Department of Sport, Recreation and Tourism

Department overview
- Formed: 11 March 1983
- Preceding Department: Department of Industry and Commerce (II) Department of Home Affairs and Environment;
- Dissolved: 24 July 1987
- Superseding Department: Department of the Arts, Sport, the Environment, Tourism and Territories Department of Administrative Services (III);
- Jurisdiction: Commonwealth of Australia
- Headquarters: Canberra
- Minister responsible: John Brown, Minister;
- Department executive: Bruce MacDonald, Secretary;

= Department of Sport, Recreation and Tourism =

Australian government department, 1983–1987

The Department of Sport, Recreation and Tourism was an Australian government department that existed between March 1983 and July 1987.

==History==
The Department was one of three new Departments established by the Hawke government in March 1983, to ensure the priorities of the Labor government could be given effect to readily following the federal election of that month.

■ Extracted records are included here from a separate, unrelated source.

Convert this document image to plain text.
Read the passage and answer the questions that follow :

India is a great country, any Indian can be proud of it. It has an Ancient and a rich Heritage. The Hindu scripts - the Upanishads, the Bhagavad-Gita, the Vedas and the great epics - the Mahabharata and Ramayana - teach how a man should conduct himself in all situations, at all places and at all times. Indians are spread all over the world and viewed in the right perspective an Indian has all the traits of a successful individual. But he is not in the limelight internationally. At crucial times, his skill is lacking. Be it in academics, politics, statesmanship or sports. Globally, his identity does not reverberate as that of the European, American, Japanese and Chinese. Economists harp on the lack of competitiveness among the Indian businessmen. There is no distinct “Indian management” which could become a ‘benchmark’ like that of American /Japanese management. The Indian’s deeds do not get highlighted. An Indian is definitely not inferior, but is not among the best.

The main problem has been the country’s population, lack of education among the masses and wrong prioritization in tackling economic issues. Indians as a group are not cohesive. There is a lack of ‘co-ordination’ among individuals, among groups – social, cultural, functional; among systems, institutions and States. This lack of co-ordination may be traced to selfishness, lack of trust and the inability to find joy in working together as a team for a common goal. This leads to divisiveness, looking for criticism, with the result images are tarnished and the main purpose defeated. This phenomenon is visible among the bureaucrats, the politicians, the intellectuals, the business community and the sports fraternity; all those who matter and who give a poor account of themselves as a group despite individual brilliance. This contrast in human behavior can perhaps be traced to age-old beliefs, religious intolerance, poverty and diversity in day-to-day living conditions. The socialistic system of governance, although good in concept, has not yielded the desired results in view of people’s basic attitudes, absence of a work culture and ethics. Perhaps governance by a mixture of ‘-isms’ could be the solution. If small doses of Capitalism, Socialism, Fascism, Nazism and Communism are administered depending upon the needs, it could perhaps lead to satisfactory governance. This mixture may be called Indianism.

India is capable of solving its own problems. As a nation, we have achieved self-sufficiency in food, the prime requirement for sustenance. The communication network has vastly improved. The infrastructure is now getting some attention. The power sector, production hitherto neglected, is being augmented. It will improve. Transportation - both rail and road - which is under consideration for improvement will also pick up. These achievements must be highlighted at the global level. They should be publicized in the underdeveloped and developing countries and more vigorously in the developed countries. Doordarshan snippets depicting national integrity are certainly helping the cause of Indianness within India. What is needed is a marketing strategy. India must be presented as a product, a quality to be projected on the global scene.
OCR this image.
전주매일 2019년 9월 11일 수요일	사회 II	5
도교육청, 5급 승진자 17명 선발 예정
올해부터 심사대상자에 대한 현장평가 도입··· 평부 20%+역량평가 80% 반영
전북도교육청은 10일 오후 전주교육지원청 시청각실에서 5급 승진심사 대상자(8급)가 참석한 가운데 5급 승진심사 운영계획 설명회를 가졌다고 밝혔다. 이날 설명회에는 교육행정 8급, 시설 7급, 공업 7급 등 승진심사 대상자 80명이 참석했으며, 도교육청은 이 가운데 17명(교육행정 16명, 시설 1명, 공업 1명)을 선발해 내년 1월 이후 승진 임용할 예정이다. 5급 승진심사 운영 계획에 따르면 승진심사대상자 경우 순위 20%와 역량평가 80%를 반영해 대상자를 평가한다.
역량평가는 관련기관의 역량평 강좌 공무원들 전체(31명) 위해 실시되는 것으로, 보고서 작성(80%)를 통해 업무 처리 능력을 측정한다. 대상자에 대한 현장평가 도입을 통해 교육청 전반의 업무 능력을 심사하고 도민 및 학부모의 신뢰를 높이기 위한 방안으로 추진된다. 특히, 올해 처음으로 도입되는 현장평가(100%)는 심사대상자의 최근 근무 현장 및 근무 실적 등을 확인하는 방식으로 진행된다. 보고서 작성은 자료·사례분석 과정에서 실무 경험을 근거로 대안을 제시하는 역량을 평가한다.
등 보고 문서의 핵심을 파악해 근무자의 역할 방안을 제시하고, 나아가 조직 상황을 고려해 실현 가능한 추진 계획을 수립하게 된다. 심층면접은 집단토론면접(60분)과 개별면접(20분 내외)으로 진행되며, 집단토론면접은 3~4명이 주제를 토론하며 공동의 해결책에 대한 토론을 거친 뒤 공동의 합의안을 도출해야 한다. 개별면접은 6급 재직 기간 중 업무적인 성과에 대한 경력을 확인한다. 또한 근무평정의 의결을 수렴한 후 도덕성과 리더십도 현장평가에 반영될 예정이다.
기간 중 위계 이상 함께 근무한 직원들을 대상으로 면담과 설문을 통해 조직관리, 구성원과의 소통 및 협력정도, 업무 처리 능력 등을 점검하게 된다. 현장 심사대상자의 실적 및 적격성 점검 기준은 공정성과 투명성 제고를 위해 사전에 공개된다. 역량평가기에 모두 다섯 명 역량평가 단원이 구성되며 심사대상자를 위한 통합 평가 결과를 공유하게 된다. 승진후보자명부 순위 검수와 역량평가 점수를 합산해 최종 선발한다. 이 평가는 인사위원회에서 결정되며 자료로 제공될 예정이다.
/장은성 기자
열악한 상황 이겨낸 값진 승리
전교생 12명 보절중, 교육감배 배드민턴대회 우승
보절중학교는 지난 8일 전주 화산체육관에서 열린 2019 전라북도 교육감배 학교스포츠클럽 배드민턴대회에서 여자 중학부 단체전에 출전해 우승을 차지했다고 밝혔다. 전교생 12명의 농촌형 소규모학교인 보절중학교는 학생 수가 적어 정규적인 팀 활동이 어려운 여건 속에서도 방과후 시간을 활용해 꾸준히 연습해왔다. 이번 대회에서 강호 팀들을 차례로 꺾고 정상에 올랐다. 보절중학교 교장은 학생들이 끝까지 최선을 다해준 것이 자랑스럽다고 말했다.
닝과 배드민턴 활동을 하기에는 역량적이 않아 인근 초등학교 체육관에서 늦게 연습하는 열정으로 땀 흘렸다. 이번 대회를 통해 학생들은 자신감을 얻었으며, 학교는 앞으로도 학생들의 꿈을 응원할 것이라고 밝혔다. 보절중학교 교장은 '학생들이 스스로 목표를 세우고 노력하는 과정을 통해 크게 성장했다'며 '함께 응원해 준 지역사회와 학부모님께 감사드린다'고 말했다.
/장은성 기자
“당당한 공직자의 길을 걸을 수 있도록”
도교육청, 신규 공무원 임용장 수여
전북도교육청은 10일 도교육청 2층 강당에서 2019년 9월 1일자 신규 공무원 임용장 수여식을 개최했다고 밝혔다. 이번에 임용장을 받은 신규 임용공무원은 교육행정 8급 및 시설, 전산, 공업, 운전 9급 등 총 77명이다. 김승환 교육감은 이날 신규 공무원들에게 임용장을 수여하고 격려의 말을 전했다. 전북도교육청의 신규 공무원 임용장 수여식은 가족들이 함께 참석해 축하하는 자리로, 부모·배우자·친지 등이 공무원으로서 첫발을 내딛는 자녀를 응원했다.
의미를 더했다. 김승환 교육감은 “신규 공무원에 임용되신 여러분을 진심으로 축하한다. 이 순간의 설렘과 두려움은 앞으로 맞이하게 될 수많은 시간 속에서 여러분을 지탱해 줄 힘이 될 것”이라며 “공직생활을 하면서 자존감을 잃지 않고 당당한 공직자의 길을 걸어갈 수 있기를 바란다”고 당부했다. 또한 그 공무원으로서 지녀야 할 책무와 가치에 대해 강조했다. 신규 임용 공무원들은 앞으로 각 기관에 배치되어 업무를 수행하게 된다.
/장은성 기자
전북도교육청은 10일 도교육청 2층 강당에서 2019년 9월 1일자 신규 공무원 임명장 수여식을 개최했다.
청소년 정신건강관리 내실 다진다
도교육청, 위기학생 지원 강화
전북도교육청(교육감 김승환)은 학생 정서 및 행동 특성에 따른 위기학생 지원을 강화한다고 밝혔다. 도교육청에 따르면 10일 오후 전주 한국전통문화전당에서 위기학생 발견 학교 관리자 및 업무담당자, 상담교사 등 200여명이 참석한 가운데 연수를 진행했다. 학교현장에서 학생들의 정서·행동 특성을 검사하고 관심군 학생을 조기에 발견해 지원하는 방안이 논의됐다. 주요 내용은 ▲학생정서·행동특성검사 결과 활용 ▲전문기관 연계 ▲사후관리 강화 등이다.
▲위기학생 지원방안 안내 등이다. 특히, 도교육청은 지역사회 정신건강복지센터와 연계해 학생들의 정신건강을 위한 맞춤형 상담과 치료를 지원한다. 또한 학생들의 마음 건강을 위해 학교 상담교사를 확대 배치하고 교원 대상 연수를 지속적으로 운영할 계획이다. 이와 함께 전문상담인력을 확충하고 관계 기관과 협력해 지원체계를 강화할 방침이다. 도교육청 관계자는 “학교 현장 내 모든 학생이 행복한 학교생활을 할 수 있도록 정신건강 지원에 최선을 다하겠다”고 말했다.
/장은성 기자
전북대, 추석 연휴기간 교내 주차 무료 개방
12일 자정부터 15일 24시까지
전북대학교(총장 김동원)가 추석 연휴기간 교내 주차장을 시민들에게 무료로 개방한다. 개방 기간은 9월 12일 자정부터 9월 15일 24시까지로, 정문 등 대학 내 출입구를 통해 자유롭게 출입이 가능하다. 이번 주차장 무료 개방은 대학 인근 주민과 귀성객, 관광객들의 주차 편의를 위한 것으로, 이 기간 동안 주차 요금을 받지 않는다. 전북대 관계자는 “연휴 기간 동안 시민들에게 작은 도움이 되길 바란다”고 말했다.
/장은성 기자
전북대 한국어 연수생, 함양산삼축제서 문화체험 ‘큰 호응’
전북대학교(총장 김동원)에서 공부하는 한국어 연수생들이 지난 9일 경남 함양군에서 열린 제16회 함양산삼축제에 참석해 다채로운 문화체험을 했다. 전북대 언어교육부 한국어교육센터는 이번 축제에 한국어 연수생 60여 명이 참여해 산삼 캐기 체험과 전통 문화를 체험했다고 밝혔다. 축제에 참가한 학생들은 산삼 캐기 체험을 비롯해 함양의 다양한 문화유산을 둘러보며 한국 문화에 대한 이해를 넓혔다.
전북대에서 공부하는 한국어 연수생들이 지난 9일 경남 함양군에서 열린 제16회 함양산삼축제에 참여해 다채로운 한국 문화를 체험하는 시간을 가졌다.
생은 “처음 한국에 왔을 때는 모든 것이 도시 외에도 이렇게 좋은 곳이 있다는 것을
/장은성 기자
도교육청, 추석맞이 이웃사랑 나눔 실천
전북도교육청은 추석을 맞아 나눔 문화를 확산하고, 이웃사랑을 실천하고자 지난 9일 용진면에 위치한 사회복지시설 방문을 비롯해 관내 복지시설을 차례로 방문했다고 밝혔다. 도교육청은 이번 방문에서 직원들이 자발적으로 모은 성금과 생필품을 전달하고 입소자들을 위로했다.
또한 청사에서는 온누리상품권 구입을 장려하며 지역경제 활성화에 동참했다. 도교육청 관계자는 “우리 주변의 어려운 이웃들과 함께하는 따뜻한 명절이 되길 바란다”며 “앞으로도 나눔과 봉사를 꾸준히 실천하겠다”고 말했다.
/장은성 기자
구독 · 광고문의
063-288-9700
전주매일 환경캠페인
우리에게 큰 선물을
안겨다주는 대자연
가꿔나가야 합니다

The Department was dissolved in July 1987 as part of a large overhaul of the Public Service that reduced the number of departments from 28 to 17. Its functions were dispersed between several departments, and the department's Secretary, Bruce MacDonald, was appointed to a senior position in the Data Protection Agency.

==Scope==
Information about the department's functions and government funding allocation could be found in the Administrative Arrangements Orders, the annual Portfolio Budget Statements and in the Department's annual reports.

At its creation, the Department dealt with:
- Sport and recreation
- Tourism, including the tourist industry

==Structure==
The Department was an Australian Public Service department, staffed by officials responsible to the Minister for Sport, Recreation and Tourism, John Brown.

The Secretary of the Department was Bruce MacDonald.